‘And yet to myself the sound of my own voice was pleasant, as were the
most imperceptible, the most internal movements of my body. And so I
endeavoured to prolong it. I allowed each of my inflexions to hang
lazily upon its word, I felt each glance from my eyes arrive just at
the spot to which it was directed and stay there beyond the normal
period.  “Now, now, sit still and rest,” said my grandmother. “If you
can’t manage to sleep, read something.” And she handed me a volume of
Madame de Sévigné which I opened, while she buried herself in the
Mémoires de Madame de Beausergent. She never travelled anywhere
without a volume of each. They were her two favourite authors. With no
conscious movement of my head, feeling a keen pleasure in maintaining
a posture after I had adopted it, I lay back holding in my hands the
volume of Madame de Sévigné which I had allowed to close, without
lowering my eyes to it, or indeed letting them see anything but the
blue window-blind.  But the contemplation of this blind appeared to me
an admirable thing, and I should not have troubled to answer anyone
who might have sought to distract me from contemplating it. The blue
colour of this blind seemed to me, not perhaps by its beauty but by
its intense vivacity, to efface so completely all the colours that had
passed before my eyes from the day of my birth up to the moment in
which I had gulped down the last of my drink and it had begun to take
effect, that when compared with this blue they were as drab, as void
as must be retrospectively the darkness in which he has lived to a man
born blind whom a subsequent operation has at length enabled to see
and to distinguish colours.

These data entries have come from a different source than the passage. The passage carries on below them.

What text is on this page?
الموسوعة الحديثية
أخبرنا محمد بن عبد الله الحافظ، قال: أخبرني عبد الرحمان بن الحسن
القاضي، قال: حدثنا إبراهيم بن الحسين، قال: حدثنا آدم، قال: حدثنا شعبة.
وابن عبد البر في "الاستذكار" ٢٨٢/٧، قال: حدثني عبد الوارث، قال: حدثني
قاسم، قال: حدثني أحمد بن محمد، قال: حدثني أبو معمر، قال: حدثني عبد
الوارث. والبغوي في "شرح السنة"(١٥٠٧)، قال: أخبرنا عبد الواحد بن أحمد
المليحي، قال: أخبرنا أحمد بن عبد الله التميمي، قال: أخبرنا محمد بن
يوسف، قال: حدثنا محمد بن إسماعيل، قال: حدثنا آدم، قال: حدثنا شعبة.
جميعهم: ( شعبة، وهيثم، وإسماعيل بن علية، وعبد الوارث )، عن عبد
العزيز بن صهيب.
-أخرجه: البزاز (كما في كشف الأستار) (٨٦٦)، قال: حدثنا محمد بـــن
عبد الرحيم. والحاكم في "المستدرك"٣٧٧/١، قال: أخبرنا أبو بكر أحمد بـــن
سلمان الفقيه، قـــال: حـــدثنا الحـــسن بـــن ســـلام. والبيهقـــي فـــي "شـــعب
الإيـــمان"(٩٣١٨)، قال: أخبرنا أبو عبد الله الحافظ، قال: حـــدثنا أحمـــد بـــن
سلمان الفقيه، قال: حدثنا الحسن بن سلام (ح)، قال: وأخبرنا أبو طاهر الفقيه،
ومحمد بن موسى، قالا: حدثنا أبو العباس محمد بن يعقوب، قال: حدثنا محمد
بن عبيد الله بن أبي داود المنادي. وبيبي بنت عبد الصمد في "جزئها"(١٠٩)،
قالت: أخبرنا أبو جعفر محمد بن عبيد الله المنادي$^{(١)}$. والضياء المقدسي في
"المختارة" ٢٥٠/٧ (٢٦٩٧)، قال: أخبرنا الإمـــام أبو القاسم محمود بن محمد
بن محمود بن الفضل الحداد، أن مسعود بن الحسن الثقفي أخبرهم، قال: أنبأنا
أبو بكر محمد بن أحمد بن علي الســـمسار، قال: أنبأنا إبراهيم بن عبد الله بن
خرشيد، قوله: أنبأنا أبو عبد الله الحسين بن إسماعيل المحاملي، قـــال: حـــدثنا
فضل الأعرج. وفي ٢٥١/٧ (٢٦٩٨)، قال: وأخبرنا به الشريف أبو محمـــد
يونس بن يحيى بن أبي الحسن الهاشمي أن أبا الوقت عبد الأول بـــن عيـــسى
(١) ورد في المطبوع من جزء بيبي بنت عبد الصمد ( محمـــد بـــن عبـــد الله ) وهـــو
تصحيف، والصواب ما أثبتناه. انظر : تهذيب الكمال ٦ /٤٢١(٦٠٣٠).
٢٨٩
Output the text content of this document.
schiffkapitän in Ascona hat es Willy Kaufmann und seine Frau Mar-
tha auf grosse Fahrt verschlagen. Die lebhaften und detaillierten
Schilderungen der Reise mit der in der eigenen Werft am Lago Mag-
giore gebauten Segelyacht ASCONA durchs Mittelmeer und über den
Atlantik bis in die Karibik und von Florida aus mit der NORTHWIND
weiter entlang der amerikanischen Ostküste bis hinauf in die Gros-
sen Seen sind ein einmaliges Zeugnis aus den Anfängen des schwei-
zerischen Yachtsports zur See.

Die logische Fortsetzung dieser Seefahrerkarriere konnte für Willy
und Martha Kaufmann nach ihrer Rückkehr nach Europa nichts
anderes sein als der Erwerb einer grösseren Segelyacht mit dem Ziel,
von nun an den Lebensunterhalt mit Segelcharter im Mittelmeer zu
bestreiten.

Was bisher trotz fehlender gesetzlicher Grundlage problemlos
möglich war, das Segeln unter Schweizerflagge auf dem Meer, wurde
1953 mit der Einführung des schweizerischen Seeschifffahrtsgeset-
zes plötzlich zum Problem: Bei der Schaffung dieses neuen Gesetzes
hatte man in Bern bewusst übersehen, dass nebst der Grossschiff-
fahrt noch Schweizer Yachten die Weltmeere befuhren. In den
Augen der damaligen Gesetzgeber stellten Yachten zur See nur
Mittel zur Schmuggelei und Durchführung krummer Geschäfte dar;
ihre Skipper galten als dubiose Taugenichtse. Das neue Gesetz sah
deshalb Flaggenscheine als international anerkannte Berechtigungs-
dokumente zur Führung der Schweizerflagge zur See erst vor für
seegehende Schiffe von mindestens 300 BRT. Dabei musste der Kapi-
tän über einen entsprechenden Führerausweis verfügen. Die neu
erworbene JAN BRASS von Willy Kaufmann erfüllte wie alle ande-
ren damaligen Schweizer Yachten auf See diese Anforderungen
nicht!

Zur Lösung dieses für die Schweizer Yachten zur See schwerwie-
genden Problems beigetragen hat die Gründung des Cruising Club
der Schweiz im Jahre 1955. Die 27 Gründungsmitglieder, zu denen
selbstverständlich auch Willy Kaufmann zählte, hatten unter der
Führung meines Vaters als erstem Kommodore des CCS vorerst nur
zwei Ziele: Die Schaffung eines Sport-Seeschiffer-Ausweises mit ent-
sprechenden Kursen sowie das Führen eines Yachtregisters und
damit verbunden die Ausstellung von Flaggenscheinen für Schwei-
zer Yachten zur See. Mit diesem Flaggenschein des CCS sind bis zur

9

An old ticket-collector came to ask for
our tickets. The silvery gleam that shone from the metal buttons of
his jacket charmed me in spite of my absorption.  I wanted to ask him
to sit down beside us. But he passed on to the next carriage, and I
thought with longing of the life led by railwaymen for whom, since
they spent all their time on the line, hardly a day could pass without
their seeing this old collector. The pleasure that I found in staring
at the blind, and in feeling that my mouth was half-open, began at
length to diminish. I became more mobile; I even moved in my seat; I
opened the book that my grandmother had given me and turned its pages
casually, reading whatever caught my eye.’

Someone describing the sensation of being stoned? Nope. It’s Proust, from Volume II. Absolutely amazing.

On Thursday I finished Volume II and started Volume III.